The biggest offenders are the campaigns who buy unfiltered email lists and send unsolicited messages. Even though political messages do not technically fall under the CAN-SPAM act and are technically legal – sending untargeted bulk messages is a spammy practice and generally unappreciated by the recipients. Growing your own email list is a much more effective way to build an audience.
Quality over quantity should be the hallmark of your posts, Tweets or email updates. Tools like Hootsuite allow you to automate posts so that they are spread out over time. However, preplanned posts tend to be one-way broadcasts. It takes a personal touch to get voters to know, like and trust a candidate. An endless stream of canned volunteer and donation requests just won’t cut it.
Online Candidate websites include an easy-to-use interface, custom design, and powerful tools to make building your online presence as quick and pain-free as possible. Check out our affordable website packages and get a jump on your opposition.
A Local Political Candidate Fail
Political candidates are often hurt by what they say or do on social media. A single Tweet can get a campaign in hot water. Sometimes, though, doing nothing can also become a problem.
As an example, we’d like to share a story about a campaign fail from a local candidate in our area. The name has been redacted to protect the guilty.
The election was a fairly high-profile race. The campaign had started its own Facebook page, promoted it and built a following of several hundred. and then let it wither and die. The first post was June 19th. The last post was on September 25th.
The election was in November.
So, what happened between the end of September and early November? Did the candidate drop out of the race?

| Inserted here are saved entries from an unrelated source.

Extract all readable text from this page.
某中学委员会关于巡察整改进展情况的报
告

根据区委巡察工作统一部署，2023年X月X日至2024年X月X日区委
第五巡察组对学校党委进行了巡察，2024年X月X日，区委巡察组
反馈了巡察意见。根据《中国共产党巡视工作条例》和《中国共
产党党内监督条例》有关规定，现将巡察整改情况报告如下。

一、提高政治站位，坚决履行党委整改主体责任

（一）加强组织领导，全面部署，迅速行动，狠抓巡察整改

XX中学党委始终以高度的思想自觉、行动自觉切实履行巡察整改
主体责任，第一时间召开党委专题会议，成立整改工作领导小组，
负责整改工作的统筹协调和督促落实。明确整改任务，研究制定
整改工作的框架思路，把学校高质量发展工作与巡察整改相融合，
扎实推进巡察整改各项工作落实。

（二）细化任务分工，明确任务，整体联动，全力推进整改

No. She simply stopped posting. Nor was the website ever updated again.
There were no status updates in the weeks leading up to Election Day. There were no get out the vote reminders. Nothing. Social media posts just … stopped. After the election, the website remained unchanged. There was no follow-up message on the home page. No thank-you to supporters. Nothing.
Anyone following that campaign would have had no idea what was going on. Since no email updates were ever sent from the campaign, even die-hard supporters were left out of the loop.

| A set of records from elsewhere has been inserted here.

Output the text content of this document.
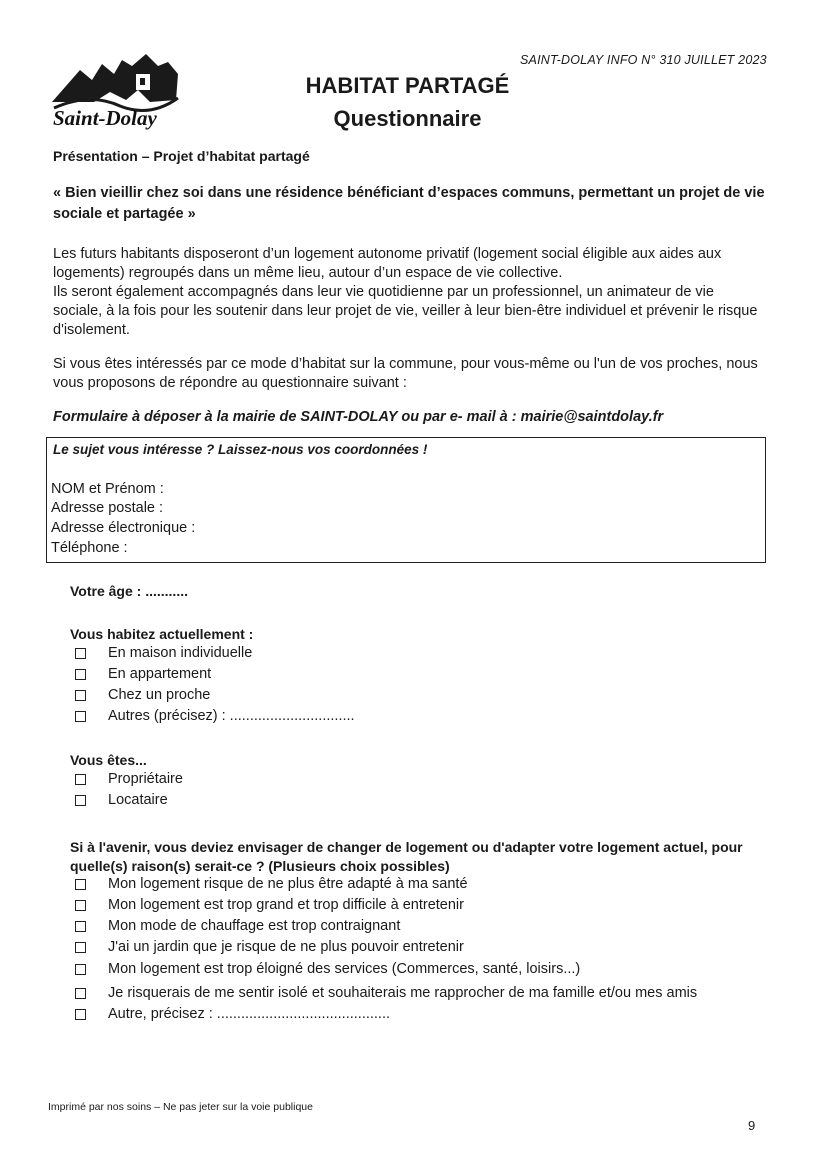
SAINT-DOLAY INFO N° 310 JUILLET 2023
Saint-Dolay
HABITAT PARTAGÉ
Questionnaire
Présentation – Projet d’habitat partagé
« Bien vieillir chez soi dans une résidence bénéficiant d’espaces communs, permettant un projet de vie sociale et partagée »
Les futurs habitants disposeront d’un logement autonome privatif (logement social éligible aux aides aux logements) regroupés dans un même lieu, autour d’un espace de vie collective.
Ils seront également accompagnés dans leur vie quotidienne par un professionnel, un animateur de vie sociale, à la fois pour les soutenir dans leur projet de vie, veiller à leur bien-être individuel et prévenir le risque d'isolement.
Si vous êtes intéressés par ce mode d’habitat sur la commune, pour vous-même ou l'un de vos proches, nous vous proposons de répondre au questionnaire suivant :
Formulaire à déposer à la mairie de SAINT-DOLAY ou par e- mail à : mairie@saintdolay.fr
Le sujet vous intéresse ? Laissez-nous vos coordonnées !
NOM et Prénom :
Adresse postale :
Adresse électronique :
Téléphone :
Votre âge : ...........
Vous habitez actuellement :
En maison individuelle
En appartement
Chez un proche
Autres (précisez) : ...............................
Vous êtes...
Propriétaire
Locataire
Si à l'avenir, vous deviez envisager de changer de logement ou d'adapter votre logement actuel, pour quelle(s) raison(s) serait-ce ? (Plusieurs choix possibles)
Mon logement risque de ne plus être adapté à ma santé
Mon logement est trop grand et trop difficile à entretenir
Mon mode de chauffage est trop contraignant
J'ai un jardin que je risque de ne plus pouvoir entretenir
Mon logement est trop éloigné des services (Commerces, santé, loisirs...)
Je risquerais de me sentir isolé et souhaiterais me rapprocher de ma famille et/ou mes amis
Autre, précisez : ...........................................
Imprimé par nos soins – Ne pas jeter sur la voie publique
9
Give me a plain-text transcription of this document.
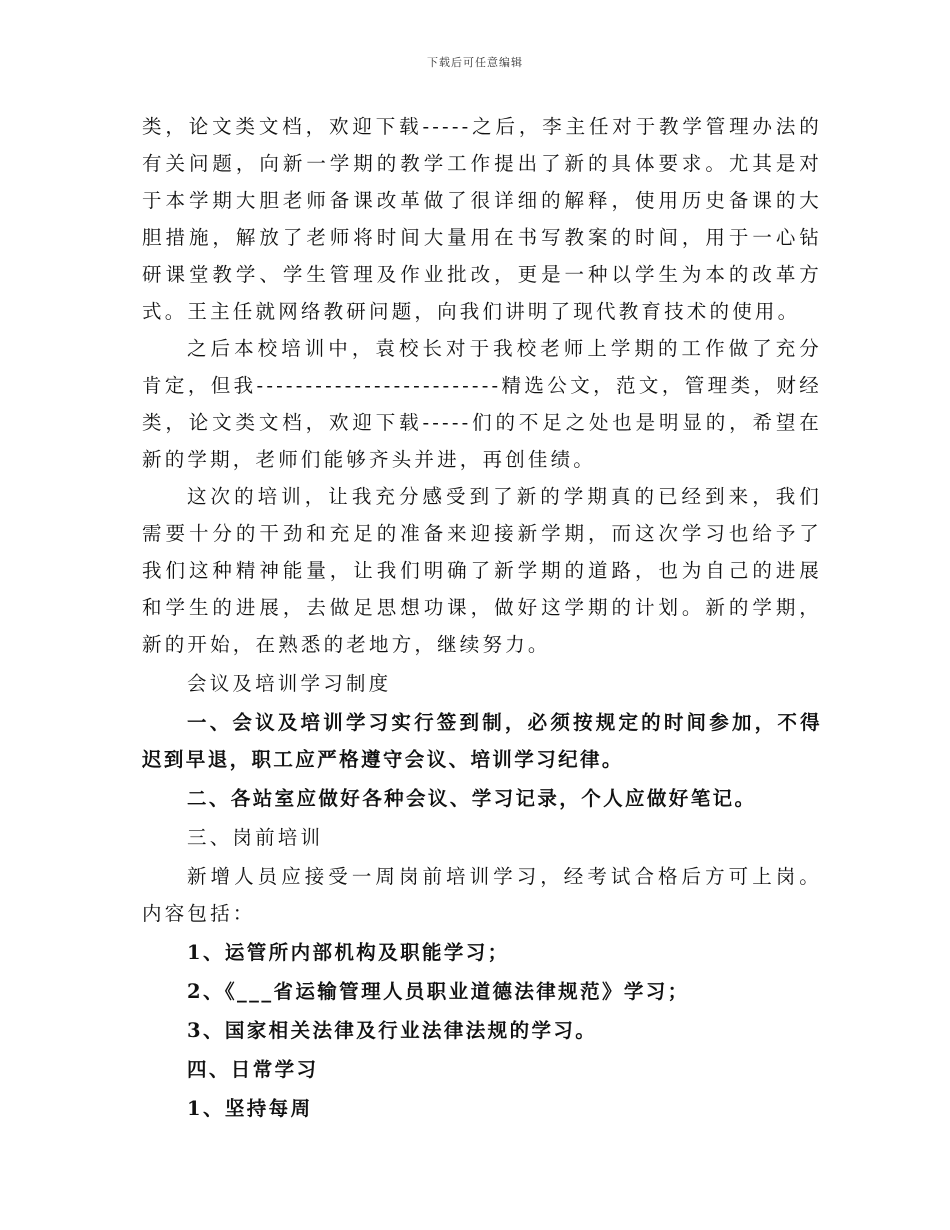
下载后可任意编辑

类，论文类文档，欢迎下载-----之后，李主任对于教学管理办法的有关问题，向新一学期的教学工作提出了新的具体要求。尤其是对于本学期大胆老师备课改革做了很详细的解释，使用历史备课的大胆措施，解放了老师将时间大量用在书写教案的时间，用于一心钻研课堂教学、学生管理及作业批改，更是一种以学生为本的改革方式。王主任就网络教研问题，向我们讲明了现代教育技术的使用。

之后本校培训中，袁校长对于我校老师上学期的工作做了充分肯定，但我-------------------------精选公文，范文，管理类，财经类，论文类文档，欢迎下载-----们的不足之处也是明显的，希望在新的学期，老师们能够齐头并进，再创佳绩。

这次的培训，让我充分感受到了新的学期真的已经到来，我们需要十分的干劲和充足的准备来迎接新学期，而这次学习也给予了我们这种精神能量，让我们明确了新学期的道路，也为自己的进展和学生的进展，去做足思想功课，做好这学期的计划。新的学期，新的开始，在熟悉的老地方，继续努力。

会议及培训学习制度

一、会议及培训学习实行签到制，必须按规定的时间参加，不得迟到早退，职工应严格遵守会议、培训学习纪律。

二、各站室应做好各种会议、学习记录，个人应做好笔记。

三、岗前培训

新增人员应接受一周岗前培训学习，经考试合格后方可上岗。内容包括：

1、运管所内部机构及职能学习；

2、《___省运输管理人员职业道德法律规范》学习；

3、国家相关法律及行业法律法规的学习。

四、日常学习

1、坚持每周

To end the suspense, I’ll tell you that the candidate lost the election.
So, was a bad online campaign the cause of her loss? Probably not. She was running against a well-entrenched incumbent. Still, her poor performance online didn’t help.
There are a couple takeaways from this fail. First, don’t take on more social media than you can handle. If you don’t think you’ll be able to keep up with multiple platforms, then don’t start using them. If you commit to a platform, see it through. Don’t leave voters hanging midway through the campaign. It will look like you are either disorganized, not engaged, or perhaps dropped out of the race.
In the long-term, abandoning social media accounts may open them up to negative posts and comments that could remain indefinitely.
Keep your website up-to-date during and after the election. At the end of the campaign, before you shut everything down, you should at least acknowledge the results of the race and thank your supporters. They deserve it.